Lie face down on the floor with arms extended past your head. Simultaneously, lift your opposite arm and leg 4 to 8 inches off the ground. Hold for three seconds. Perform this 30 times, alternating sides each time.

Seal Stretch

Lie on your stomach with elbows bent and hands by your side. Slowly straighten arms , look ahead and don’t “bunch up” shoulders.

Cat Stretch

Kneel on all fours, knees under hips and hands under shoulders. Spread the fingers out on the floor with palms flat and contract the abs to bring the head, neck and back in alignment. Inhale and tip the hip bones towards the ceiling while drawing the shoulders back and down away from your ears; look up. Exhale and tuck the chin while pulling your belly towards your spine. Round the back and feel a stretch down your spine. Repeat for 4 to 6 breaths, moving smoothly between each move.

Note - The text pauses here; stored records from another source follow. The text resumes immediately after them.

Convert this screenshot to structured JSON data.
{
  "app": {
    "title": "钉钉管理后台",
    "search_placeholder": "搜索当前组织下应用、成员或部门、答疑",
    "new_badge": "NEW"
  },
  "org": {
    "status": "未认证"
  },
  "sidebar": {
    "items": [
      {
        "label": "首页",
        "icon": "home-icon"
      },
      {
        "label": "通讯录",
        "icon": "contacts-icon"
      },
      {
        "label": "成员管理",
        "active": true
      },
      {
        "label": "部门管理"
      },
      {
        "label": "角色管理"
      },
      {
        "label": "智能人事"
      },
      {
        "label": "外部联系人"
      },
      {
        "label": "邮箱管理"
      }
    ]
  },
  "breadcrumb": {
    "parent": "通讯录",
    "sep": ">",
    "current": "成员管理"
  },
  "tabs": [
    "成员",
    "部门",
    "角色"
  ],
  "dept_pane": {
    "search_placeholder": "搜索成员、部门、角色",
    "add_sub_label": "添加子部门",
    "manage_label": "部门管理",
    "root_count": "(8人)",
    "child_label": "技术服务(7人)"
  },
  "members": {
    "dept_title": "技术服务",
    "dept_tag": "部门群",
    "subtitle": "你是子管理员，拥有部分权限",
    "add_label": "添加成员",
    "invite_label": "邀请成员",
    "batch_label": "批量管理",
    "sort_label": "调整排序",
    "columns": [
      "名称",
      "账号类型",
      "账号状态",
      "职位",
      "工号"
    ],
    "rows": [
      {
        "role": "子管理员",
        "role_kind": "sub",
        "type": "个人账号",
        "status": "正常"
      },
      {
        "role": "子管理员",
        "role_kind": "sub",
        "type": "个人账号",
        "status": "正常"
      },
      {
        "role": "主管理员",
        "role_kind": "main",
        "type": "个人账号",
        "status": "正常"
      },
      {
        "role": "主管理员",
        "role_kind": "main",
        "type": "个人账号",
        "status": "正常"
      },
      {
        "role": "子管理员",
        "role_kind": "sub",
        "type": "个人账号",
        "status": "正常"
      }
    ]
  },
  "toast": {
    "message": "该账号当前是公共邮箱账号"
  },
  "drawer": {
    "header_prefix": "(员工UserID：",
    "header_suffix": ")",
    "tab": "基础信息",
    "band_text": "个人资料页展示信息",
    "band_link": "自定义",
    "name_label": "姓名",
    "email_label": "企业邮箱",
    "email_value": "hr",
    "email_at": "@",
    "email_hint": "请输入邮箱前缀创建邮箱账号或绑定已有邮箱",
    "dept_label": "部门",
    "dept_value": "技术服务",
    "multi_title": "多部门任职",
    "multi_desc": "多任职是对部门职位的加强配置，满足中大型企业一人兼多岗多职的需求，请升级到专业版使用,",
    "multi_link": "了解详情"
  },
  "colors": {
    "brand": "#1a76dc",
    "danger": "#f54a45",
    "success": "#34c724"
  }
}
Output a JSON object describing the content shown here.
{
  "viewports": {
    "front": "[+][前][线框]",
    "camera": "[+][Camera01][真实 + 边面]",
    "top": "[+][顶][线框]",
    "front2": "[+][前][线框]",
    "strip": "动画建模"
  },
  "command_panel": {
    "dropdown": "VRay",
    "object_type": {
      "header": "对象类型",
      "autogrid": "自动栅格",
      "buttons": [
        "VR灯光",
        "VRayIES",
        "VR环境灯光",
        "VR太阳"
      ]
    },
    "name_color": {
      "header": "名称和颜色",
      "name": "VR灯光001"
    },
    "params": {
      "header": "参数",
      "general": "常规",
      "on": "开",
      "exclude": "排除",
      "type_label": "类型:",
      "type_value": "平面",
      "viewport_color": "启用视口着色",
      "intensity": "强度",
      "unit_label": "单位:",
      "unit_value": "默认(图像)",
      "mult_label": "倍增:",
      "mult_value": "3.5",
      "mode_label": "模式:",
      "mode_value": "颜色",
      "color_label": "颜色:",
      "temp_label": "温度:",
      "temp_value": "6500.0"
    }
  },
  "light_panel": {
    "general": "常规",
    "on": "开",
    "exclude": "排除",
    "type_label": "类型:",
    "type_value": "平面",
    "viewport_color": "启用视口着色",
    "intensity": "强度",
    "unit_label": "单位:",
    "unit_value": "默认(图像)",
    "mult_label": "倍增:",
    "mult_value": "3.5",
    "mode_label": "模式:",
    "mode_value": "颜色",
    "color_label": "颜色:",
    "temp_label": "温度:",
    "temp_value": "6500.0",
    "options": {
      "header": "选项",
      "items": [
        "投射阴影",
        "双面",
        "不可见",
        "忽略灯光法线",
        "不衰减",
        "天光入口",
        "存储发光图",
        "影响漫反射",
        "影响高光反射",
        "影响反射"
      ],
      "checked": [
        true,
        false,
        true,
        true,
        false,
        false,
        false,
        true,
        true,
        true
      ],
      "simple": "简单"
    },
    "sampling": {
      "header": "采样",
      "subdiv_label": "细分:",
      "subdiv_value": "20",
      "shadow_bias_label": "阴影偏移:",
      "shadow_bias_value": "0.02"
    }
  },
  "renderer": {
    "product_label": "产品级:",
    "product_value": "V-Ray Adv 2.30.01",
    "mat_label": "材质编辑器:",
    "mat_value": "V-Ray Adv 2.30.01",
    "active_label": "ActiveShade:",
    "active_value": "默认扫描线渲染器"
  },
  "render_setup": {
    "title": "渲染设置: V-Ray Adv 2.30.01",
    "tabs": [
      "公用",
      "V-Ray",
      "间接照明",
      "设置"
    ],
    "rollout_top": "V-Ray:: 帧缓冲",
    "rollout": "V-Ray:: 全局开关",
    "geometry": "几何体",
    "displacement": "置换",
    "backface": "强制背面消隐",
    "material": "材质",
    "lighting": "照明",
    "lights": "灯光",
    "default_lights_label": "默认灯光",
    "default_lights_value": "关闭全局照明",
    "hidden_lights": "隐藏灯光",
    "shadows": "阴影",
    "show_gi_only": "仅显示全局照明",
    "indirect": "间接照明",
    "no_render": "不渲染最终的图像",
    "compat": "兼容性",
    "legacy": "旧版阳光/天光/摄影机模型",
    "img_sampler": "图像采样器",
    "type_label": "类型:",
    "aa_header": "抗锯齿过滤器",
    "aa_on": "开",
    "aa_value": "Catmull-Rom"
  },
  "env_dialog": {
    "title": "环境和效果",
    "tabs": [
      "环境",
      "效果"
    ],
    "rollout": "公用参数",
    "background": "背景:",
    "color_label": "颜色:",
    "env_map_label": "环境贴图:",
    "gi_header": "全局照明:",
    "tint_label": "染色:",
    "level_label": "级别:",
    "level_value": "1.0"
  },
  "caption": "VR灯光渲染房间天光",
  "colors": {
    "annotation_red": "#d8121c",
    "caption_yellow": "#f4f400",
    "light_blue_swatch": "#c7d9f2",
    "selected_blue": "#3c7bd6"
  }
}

For more information on back exercises follow the link below

http://exercise.about.com/library/blstrengthenandstretchtheback.htm

Love Fehmida

More about our Guest Blogger

Let me introduce you to a wonderful friend, Femida. Our first contact was telephonic, when I called her to ask if I could bring my son to her Moms and Tots Workshop. That call was the beginning of a lasting and dear friendship.

Fehmida has an honours degree in Social Work. She ran a successful Moms and Tots Business for 13 years, but her interest always leaned towards exercise. Equipped with a Diploma in Exercise Science, Fehmida opened her own ladies only gym called Fitness Fusion in 2009. She is my Go-To Diva for Fitness inspiration. Her ethos focuses on health gain rather than weight loss. It’s a lifestyle she says! Fehmida is my only friend, or should I say the only female I know who has a six pack.